In 1054, Chinese astronomers observed a star that glowed particularly bright for two years and then winked out. We know now that they were looking at a supernova, the terminal explosion of a star, when its core collapses under its own gravity. The remains of that cosmic explosion, the Crab Nebula, some 6,500 light years away from Earth, are no longer visible to the naked eye. The nebula was first identified in 1731 by the doctor and astronomer John Bevis, and we’ve been watching it ever since—but it’s never looked quite like this.
The latest image of the Crab Nebula was assembled by merging views from five different telescopes—four in space and one here on Earth—that cover almost the entire electromagnetic spectrum, from radio waves to X-rays. Data from the Very Large Array (radio), Spitzer Space Telescope (infrared), Hubble Space Telescope (visible), XMM-Newton Observatory (ultraviolet), and Chandra X-ray Observatory (X-ray) were each assigned to a visible color and then overlaid to reveal the nebula in unprecedented detail.

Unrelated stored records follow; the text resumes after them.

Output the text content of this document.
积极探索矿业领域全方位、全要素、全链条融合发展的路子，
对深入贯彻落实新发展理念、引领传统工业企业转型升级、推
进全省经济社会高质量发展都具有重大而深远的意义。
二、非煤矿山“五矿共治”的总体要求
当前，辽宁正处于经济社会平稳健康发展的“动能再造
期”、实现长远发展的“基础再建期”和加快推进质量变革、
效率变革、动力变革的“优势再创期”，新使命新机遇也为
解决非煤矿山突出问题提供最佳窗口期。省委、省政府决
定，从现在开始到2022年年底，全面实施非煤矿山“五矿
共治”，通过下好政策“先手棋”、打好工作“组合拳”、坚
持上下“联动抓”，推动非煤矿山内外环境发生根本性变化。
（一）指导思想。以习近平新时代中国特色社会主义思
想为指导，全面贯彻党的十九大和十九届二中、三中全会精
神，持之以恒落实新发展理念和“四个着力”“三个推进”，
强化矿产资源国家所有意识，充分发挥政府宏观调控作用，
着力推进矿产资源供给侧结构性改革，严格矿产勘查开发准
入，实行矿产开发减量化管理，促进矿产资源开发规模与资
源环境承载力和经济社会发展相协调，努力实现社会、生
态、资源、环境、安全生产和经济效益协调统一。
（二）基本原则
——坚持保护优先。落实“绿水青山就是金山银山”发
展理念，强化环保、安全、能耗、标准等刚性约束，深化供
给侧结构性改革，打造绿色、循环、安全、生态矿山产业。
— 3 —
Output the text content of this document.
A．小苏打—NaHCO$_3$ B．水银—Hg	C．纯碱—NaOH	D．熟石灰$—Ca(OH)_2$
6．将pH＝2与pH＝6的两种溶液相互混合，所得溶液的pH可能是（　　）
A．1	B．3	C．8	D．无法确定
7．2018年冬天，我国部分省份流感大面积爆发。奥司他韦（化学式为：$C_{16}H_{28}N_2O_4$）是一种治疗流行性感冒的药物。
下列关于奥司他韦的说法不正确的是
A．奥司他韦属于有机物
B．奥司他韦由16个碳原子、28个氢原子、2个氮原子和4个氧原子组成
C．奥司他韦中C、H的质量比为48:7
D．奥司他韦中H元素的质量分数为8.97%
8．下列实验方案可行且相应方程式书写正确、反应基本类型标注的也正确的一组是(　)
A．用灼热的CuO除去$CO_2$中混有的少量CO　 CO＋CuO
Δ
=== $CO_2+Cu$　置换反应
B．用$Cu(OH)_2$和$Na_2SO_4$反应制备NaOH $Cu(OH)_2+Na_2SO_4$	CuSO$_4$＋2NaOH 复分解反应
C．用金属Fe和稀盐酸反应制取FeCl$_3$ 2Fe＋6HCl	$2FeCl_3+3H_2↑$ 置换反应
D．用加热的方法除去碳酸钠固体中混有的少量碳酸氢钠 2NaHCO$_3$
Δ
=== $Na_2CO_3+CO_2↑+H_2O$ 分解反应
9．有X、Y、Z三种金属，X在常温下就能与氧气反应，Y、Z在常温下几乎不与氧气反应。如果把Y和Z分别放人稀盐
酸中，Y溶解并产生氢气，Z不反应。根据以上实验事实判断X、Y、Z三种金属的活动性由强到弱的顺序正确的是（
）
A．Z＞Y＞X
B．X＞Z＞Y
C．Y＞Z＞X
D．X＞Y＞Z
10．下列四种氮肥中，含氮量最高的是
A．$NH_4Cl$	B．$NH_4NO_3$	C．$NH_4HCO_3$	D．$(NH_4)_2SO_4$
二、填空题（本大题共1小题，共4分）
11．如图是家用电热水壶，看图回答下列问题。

The bright spot at the center is a pulsar, a tiny neutron star that rotates rapidly (30 times per second), sending out electromagnetic beams like a lighthouse on overdrive. It is surrounded by a swirl of particles caught up in the pulsar’s magnetic wind, followed by the remnants of the supernova, and then finally material ejected from the star before it exploded. The comparative data are helping scientists understand the structure and physics of the nebula, which is three light years across.
“Comparing these new images, made at different wavelengths, is providing us with a wealth of new detail about the Crab Nebula,” said Gloria Dubner of the Institute of Astronomy and Physics at the University of Buenos Aires in Argentina, who is leading the study, in a NASA release. “Though the Crab has been studied extensively for years, we still have much to learn about it.”